How to Play The Rockabilly Guitar Pattern

We went from kind of the purple blues to the bright gold of full-fledged, full-flight rock and roll here. This is a really fun piece. I actually get to play Elvis in Ascension of the Blues in one of the productions and that was really fun. It’s funny how you put on an outfit, you put on a gold guitar and you’re off to the races; get all excited. I want to tell you a little bit about what I was doing. That was kind of a two-beat, what we call a two-beat in the key of A. It had a little slap on it and here’s what basically the target notes I was doing. So that’s just a little — you can follow the tab on that, but it’s just a little A riff. Then you just go to your D string; back to A. Then you go to your E. Now, I should mention, again, we keep coming back to this because these are basics with this kind of stuff. I was using my right hand to dampen the strings to get that tight. You won’t get that if you hit it open.
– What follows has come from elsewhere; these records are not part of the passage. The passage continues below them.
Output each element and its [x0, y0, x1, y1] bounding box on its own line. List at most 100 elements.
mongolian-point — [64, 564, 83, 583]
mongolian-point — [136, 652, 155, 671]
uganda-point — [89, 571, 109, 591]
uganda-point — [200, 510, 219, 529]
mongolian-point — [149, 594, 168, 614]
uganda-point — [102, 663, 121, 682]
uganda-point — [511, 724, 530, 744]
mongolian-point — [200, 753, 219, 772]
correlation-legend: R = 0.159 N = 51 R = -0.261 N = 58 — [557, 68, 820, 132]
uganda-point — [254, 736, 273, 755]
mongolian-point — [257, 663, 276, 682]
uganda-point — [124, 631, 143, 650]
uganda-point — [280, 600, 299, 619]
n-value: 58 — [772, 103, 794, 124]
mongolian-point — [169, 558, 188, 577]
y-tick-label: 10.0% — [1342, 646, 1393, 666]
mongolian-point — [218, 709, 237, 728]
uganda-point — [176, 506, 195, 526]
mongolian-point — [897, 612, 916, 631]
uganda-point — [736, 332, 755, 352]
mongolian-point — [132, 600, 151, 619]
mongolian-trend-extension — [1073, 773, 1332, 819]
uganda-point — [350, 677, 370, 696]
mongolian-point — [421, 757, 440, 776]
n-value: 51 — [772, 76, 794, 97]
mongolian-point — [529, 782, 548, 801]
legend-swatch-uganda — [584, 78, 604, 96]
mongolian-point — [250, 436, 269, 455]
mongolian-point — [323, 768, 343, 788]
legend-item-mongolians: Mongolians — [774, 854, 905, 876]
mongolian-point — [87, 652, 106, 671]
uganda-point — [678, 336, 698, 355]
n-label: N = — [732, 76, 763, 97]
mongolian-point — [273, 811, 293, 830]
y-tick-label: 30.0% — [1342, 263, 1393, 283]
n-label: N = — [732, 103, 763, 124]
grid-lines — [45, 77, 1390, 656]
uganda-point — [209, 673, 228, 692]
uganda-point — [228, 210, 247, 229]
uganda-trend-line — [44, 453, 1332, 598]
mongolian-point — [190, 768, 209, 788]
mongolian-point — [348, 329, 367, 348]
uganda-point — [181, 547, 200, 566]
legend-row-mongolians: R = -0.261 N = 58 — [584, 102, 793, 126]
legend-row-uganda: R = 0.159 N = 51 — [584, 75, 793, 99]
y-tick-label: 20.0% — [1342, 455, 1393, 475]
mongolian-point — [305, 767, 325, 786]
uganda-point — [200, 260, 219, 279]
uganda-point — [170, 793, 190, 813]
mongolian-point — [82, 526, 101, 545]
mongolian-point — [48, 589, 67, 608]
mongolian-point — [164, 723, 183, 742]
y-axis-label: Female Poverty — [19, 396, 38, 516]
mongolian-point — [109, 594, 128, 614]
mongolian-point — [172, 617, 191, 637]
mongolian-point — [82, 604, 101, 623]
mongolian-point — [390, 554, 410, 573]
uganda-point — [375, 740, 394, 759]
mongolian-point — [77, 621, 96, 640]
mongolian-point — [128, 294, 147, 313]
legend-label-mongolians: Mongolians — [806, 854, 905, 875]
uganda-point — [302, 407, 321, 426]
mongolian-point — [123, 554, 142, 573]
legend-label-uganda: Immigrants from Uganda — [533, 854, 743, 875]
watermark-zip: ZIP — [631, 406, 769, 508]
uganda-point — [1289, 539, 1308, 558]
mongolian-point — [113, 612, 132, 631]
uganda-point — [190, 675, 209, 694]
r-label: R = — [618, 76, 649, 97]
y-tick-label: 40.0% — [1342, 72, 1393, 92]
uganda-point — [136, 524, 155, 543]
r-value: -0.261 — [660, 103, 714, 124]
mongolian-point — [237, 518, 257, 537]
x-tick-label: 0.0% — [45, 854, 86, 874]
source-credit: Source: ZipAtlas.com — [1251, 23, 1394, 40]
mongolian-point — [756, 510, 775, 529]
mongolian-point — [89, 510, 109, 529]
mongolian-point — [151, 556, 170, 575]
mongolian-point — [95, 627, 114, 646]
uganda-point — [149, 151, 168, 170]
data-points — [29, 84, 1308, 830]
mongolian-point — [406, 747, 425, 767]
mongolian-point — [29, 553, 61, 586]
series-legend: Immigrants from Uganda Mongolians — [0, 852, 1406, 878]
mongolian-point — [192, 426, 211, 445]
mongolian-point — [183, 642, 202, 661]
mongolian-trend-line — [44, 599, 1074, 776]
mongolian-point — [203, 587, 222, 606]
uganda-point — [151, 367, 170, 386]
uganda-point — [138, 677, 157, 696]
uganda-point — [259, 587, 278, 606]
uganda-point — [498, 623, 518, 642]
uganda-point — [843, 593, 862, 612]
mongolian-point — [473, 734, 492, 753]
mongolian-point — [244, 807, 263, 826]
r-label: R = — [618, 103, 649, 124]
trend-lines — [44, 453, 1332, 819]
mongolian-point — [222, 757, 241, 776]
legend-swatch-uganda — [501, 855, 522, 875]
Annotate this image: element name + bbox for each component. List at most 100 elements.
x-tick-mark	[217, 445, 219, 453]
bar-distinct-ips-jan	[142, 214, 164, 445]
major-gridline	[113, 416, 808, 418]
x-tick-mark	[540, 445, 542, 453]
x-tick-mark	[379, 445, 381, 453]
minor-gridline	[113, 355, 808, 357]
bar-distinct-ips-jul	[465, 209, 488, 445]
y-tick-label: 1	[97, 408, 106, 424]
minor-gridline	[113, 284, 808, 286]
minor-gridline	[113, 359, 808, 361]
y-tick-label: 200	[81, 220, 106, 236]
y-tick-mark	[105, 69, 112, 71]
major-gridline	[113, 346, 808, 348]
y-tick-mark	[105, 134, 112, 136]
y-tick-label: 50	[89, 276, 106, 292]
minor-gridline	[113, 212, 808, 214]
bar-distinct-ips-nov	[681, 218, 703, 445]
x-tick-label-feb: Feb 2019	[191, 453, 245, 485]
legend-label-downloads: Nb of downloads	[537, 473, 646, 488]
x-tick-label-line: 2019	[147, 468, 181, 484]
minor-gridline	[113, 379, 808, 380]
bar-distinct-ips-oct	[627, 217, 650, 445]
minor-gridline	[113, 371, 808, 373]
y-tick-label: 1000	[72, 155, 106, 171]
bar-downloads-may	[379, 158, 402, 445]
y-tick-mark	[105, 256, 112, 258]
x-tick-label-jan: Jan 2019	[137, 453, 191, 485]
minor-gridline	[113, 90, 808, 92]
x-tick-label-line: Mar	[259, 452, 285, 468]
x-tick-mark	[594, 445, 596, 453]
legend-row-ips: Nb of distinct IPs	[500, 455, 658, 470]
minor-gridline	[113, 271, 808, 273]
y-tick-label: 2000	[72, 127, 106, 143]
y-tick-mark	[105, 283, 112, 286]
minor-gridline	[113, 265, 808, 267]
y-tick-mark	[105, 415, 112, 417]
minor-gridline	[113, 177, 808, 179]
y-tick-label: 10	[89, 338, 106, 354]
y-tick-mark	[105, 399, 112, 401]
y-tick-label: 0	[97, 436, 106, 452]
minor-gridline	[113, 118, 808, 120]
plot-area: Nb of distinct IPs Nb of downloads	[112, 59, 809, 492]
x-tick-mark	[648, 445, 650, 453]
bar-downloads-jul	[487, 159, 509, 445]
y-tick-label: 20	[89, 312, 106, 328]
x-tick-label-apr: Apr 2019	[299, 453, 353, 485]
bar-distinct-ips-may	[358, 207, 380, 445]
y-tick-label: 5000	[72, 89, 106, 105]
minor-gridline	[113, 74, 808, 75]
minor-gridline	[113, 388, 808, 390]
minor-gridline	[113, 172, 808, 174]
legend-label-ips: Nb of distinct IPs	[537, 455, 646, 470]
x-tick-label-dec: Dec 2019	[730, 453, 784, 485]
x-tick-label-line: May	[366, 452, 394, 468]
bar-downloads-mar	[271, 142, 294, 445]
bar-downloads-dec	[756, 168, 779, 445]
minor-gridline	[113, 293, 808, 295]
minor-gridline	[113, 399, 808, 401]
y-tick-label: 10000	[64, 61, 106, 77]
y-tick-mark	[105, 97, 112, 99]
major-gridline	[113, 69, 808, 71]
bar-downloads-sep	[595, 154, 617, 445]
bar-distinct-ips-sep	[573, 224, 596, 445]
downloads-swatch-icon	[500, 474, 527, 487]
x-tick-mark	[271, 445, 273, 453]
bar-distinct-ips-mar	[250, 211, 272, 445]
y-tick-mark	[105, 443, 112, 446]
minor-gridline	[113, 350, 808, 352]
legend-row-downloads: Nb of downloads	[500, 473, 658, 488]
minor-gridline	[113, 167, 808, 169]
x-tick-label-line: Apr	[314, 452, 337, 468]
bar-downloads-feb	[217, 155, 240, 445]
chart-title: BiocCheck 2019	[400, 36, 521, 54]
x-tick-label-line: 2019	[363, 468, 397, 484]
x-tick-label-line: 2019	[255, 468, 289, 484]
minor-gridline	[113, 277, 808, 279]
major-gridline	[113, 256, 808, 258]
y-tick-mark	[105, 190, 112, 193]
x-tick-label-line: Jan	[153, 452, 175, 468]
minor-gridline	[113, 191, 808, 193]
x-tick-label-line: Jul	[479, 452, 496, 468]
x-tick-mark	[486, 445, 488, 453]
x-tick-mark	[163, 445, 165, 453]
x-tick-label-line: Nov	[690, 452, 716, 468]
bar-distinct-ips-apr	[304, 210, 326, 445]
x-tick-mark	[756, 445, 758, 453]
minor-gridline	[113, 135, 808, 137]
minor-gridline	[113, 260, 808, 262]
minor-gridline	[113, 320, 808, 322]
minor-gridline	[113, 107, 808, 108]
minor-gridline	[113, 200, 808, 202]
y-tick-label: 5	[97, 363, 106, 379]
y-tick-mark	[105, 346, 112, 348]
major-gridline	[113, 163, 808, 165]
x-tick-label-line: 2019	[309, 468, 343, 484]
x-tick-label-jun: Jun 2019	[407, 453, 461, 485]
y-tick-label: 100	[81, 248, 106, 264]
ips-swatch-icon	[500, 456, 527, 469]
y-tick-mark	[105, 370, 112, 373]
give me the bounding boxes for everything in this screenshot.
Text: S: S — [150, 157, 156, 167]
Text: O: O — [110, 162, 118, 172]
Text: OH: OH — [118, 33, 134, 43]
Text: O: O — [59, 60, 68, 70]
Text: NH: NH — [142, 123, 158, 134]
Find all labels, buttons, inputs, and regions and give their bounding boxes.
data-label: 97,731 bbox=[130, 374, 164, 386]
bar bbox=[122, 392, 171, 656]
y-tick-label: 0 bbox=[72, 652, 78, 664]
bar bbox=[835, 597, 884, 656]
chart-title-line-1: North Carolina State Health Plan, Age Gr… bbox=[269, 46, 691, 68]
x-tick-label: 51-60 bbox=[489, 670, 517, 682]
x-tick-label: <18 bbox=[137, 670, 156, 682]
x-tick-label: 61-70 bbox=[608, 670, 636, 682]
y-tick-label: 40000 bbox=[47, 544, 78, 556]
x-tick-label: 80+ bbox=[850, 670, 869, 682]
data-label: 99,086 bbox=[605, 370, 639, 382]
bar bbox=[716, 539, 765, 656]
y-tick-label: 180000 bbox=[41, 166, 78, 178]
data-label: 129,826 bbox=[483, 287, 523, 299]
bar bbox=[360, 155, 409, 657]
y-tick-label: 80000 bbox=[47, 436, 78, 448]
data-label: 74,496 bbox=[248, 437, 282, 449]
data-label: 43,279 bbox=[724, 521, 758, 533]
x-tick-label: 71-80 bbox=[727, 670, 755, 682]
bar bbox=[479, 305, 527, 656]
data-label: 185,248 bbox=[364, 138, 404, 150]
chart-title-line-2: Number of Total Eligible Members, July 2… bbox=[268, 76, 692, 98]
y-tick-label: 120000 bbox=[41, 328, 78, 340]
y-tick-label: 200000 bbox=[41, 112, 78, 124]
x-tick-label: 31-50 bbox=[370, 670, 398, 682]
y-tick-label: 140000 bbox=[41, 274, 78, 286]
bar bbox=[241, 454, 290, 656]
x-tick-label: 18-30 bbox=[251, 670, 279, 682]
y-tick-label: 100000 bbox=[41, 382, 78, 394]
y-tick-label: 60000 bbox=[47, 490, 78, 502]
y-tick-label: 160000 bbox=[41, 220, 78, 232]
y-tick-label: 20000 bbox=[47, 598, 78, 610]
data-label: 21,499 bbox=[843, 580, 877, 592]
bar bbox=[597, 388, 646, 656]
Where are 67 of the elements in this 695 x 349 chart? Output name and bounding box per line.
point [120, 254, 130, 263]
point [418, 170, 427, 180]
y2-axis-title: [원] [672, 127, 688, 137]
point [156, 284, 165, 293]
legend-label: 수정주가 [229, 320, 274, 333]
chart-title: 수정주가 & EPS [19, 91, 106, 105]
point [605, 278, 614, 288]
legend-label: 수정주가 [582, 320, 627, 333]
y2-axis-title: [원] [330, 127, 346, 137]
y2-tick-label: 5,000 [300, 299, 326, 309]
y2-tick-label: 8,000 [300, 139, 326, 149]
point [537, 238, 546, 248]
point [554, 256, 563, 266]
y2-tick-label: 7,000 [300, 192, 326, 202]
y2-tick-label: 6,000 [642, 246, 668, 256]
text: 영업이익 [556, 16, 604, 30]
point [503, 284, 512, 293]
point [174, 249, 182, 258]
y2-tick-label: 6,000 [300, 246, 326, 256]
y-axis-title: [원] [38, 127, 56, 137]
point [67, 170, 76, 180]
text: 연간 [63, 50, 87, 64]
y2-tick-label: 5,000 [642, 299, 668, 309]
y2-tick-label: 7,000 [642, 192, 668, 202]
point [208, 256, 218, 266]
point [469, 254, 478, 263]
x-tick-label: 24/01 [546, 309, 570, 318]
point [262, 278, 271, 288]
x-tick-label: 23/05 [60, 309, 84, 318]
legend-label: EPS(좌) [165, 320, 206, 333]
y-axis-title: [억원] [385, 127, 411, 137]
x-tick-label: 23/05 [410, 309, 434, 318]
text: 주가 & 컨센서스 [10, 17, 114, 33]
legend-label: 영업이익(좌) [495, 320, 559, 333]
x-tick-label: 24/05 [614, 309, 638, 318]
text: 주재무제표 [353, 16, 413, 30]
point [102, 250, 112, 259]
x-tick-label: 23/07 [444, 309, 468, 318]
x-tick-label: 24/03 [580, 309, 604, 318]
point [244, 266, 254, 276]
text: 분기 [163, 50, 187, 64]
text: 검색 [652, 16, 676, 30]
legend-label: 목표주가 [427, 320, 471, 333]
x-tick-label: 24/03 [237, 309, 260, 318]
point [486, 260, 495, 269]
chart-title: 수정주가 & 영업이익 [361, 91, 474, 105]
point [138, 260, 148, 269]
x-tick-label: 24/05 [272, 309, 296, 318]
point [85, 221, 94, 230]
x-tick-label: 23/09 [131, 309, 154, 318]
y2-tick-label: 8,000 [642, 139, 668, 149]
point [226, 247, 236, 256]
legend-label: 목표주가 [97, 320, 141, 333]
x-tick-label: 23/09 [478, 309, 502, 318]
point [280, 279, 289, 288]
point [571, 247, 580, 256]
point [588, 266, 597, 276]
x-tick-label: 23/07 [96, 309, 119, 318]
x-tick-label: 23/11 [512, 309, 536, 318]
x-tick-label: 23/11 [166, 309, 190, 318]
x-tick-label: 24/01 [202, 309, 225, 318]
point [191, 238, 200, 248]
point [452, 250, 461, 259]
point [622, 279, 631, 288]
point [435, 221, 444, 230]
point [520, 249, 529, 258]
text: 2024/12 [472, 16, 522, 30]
It doesn’t have that same attitude. So that’s that old rock and roll thing. One of the key licks I do in this is this. Now that’s kind of a little Scotty Moore. He was a guitar player for many great rock performers back in the early days of rockabilly in Memphis and that area of the world. Basically what you’re doing is just a two-string… We have approached that in many different ways. So you apply that at the I, the IV and the V chord and you’re home.